Nel 1956, il mondo si dette appuntamento a Melbourne, in Australia. Per la prima volta nella storia, la fiaccola olimpica prese la via dell’emisfero sud del pianeta, e i tedofori furono coadiuvati dagli aerei della Qantas, la compagnia di bandiera australiana. Il quinto continente, il quinto cerchio della bandiera olimpica, ebbe l’onore di organizzare la XVI^ edizione dei giochi vincendo anche in questo caso una concorrenza serrata.
L’intento del C.I.O. era lodevole: rendere universale lo sport ed il suo messaggio di pace. Ancora una volta però, le buone intenzioni del comitato cozzavano contro una realtà politica che di tregue olimpiche non ne voleva proprio sapere. Quando le squadre nazionali arrivarono a Melbourne, il 22 novembre (data obbligata, trattandosi dell’emisfero australe), erano già successe tante cose quante bastavano ad avvelenare il clima internazionale.
A Suez, Inghilterra e Francia avevano reagito militarmente alla nazionalizzazione del canale da parte del presidente egiziano Nasser. Costrette a ritirarsi dalle pressioni di USA e URSS, avevano lasciato comunque la porta aperta a strascichi di tensione tra i blocchi in guerra fredda. Tensioni acuite poi dall’occupazione della ribelle Ungheria da parte dei carri armati del Patto di Varsavia, che aveva posto fine alle speranze di indipendenza dei magiari. Diversi paesi arabi boicottarono i giochi a causa di Suez, mentre per i fatti di Ungheria si tennero fuori la Svizzera, l’Olanda e la Spagna del Caudillo Francisco Franco.
Fu l’Olimpiade della partita del sangue nell’acqua. Nel torneo di pallanuoto, gli ungheresi erano campioni in carica e anche nel 1956 la bontà della loro scuola li indicava come favoriti. Destino volle che la partita decisiva del girone finale la dovessero giocare contro l’Unione Sovietica, proprio mentre i carri armati russi scorrazzavano per le strade di Budapest soffocando la rivoluzione ungherese nel sangue. Ci fu sangue anche in acqua. Gli ungheresi surclassarono i russi per 4-0, e intesero anche schernirli. Il russo Prokopov reagì prendendo a cazzotti l’ungherese Ervin Zador, che uscì dalla piscina sanguinante. La rissa si trasferì sulle tribune tra i tifosi presenti, e fu sedata a fatica dalla polizia australiana.
L’Ungheria finì quarta nel medagliere di Melbourne. L’URSS invece per la prima volta finì avanti agli USA, seguiti dall’Australia (grazie soprattutto al nuoto). Quinta ancora una volta l’Italia. Schermidori, ciclisti e canottieri portarono gli ori alla squadra azzurra, mentre Carlo Pedersoli confermava la sua classe nel nuoto, in attesa di passare al cinema.
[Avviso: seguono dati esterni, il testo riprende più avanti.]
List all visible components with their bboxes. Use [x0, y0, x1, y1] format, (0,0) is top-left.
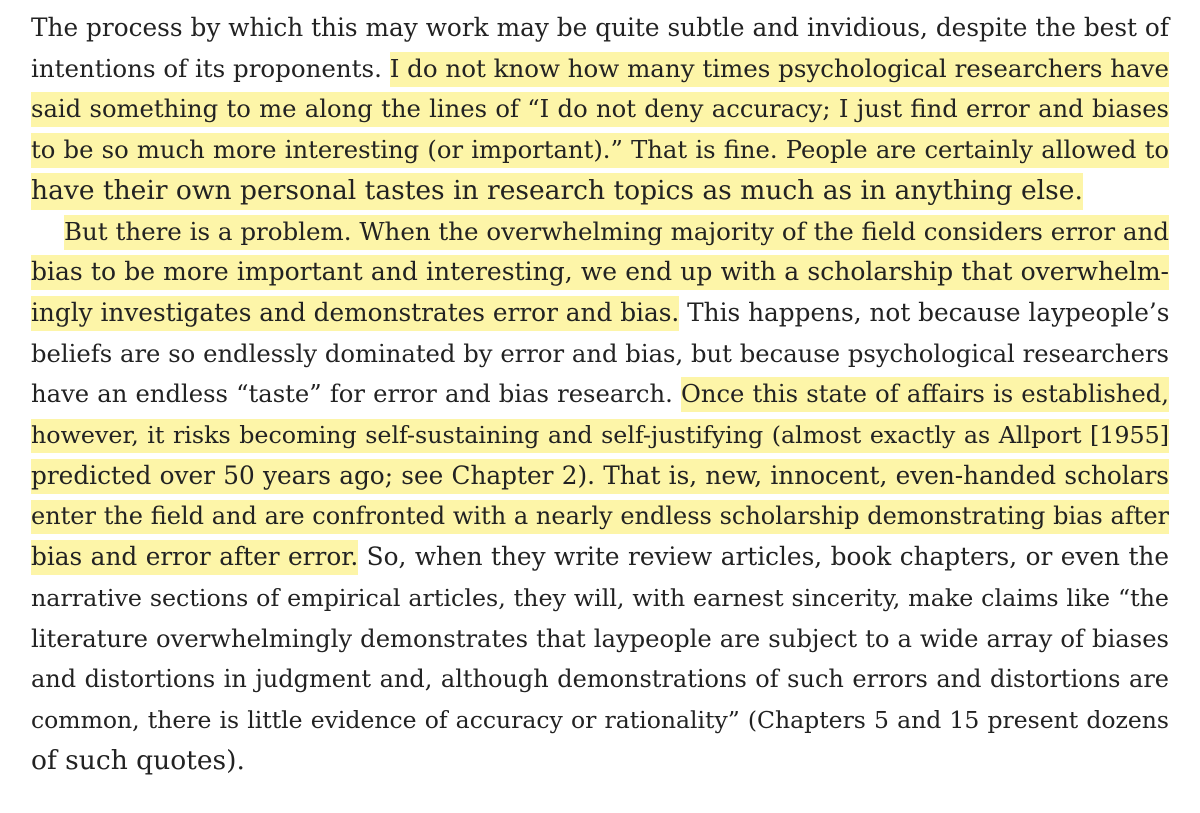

Ai giochi invernali che si erano intanto disputati a Cortina d’Ampezzo, l’Italia non aveva potuto schierare il mitico Zeno Colò se non come tedoforo. L’atleta di Cutigliano (PT) era stato squalificato in quanto accusato di professionismo per aver fatto pubblicità ad una marca di abbigliamento sportivo.
Com’era successo ad Anversa nel 1920, parte del programma olimpico venne svolto altrove. A causa delle severe leggi australiane sull’importazione di animali, le gare di equitazione dovettero essere dirottate a Stoccolma, in Svezia. Fu il secondo caso di olimpiade svolta dunque sul territorio di due paesi diversi. Sempre in tema di curiosità, l’esperimento di riunificazione delle due Germanie limitatamente alle gare olimpiche (sotto la bandiera giallorossonera con l’aggiunta dei cinque cerchi) per quanto suggestivo e gratificato dal settimo posto nel medagliere, non era destinato ad avere seguito.